Pagina:Galiani, Ferdinando – Della moneta, 1915 – BEIC 1825718.djvu/259


capo secondo 253


valore alla straniera. Parrá certamente strano ch’io pensi cosí, sembrando anzi conveniente evitare una disparitá sempre fastidiosa. Ma io avverto che una moneta straniera ammessa nello Stato porta sempre con sé rischio che quelle mutazioni e danni, ch’essa soffre nel suo proprio, non le faccia provare ancora al paese ov’è ricevuta. Perciò gioverá sempre non lasciar fare al popolo connessione d’idee e riguardar come eguali in tutto due monete, d’una sola delle quali è il principe mallevadore, dell’altra no. Il consumo, il tosamento, la mutazione del valore potranno indurre disegualitá di monete, quanto irreparabile dal sovrano, tanto calamitosa allo Stato.

Dell’oro poi è bene che da per tutto ei si prenda a peso e, quanto al valore, non ne abbia altro che dal consentimento comune.
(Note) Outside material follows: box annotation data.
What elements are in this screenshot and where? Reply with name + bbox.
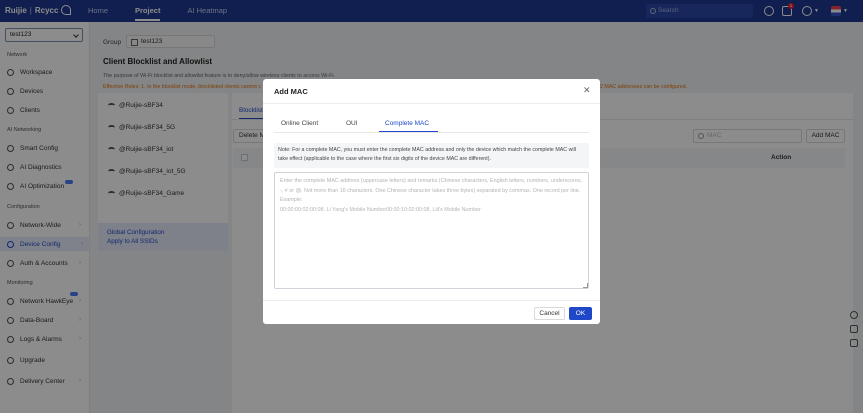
tab-online-client[interactable]: Online Client — [281, 120, 318, 127]
dialog-header-divider — [263, 103, 600, 104]
resize-handle-icon[interactable] — [583, 283, 588, 288]
cancel-button[interactable]: Cancel — [534, 307, 565, 320]
complete-mac-note: Note: For a complete MAC, you must enter… — [274, 143, 589, 168]
dialog-footer-divider — [263, 300, 600, 301]
close-icon[interactable]: ✕ — [583, 86, 591, 95]
tab-divider — [274, 132, 589, 133]
tab-complete-mac[interactable]: Complete MAC — [385, 120, 429, 127]
ok-button[interactable]: OK — [569, 307, 592, 320]
mac-entries-textarea[interactable]: Enter the complete MAC address (uppercas… — [274, 172, 589, 289]
add-mac-dialog: Add MAC ✕ Online Client OUI Complete MAC… — [263, 79, 600, 324]
tab-oui[interactable]: OUI — [346, 120, 358, 127]
dialog-title: Add MAC — [274, 87, 308, 96]
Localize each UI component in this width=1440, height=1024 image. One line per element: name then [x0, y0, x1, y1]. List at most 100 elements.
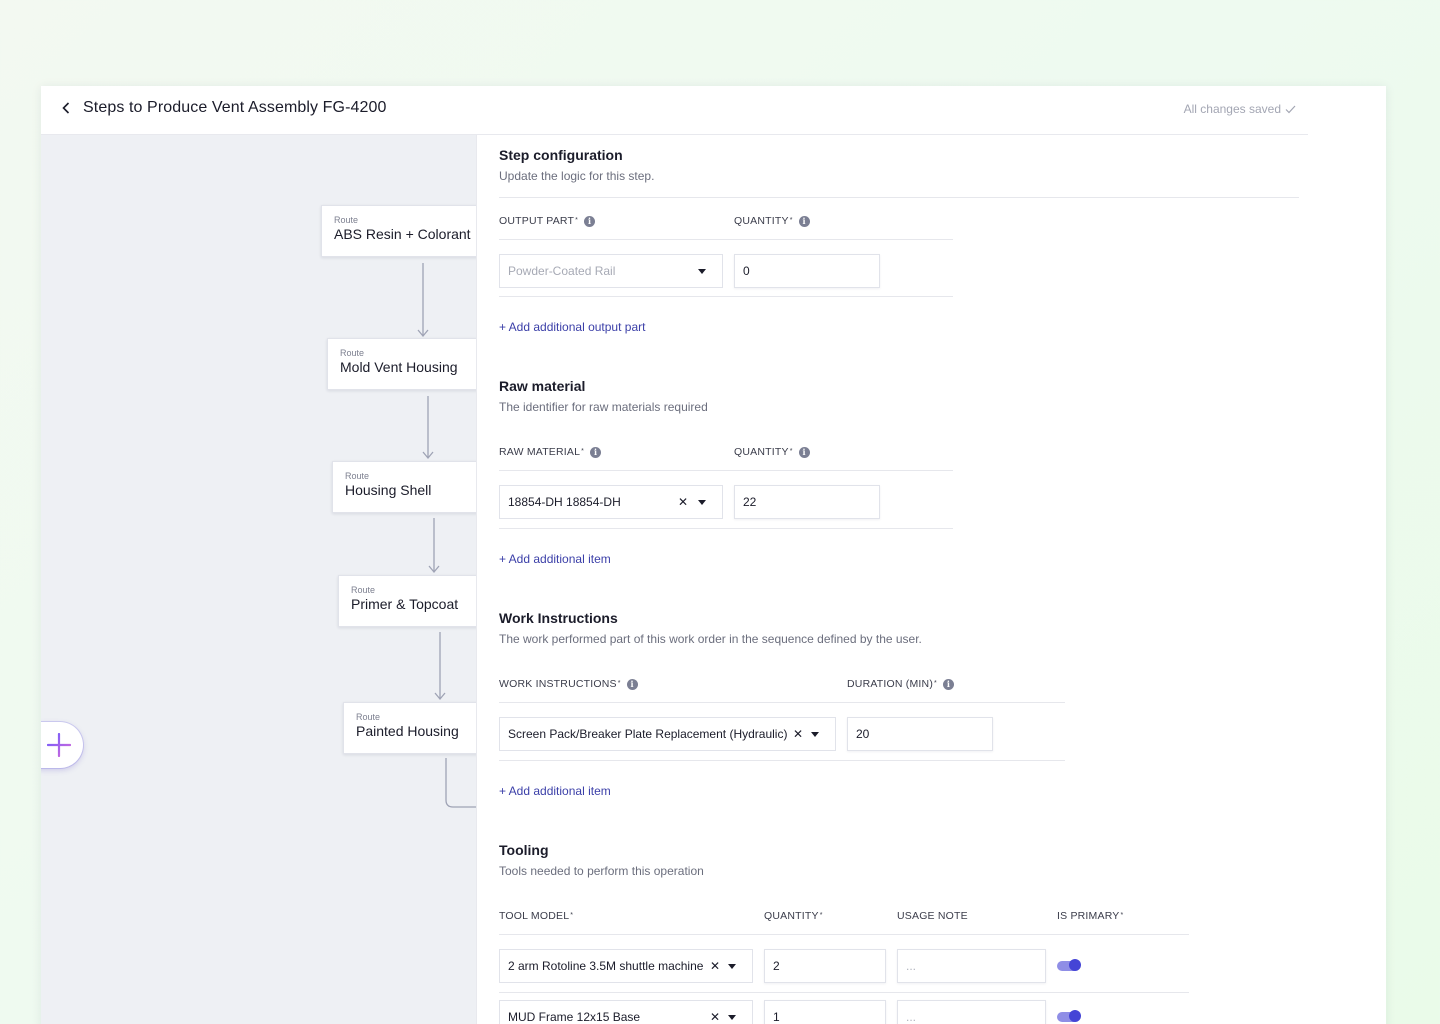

È la libertá un dono cosí prezioso del cielo, che, senza somma e gravissima causa e necessitá, non l’hanno mai i principi a togliere o a restringere ad alcuno; e perciò l’introdurre oro e valutarlo quanto al padrone più piace, non potendo nuocere, non ha da esser vietato. L’estrarlo, se si convenga o no, sará trattato nel seguente capo.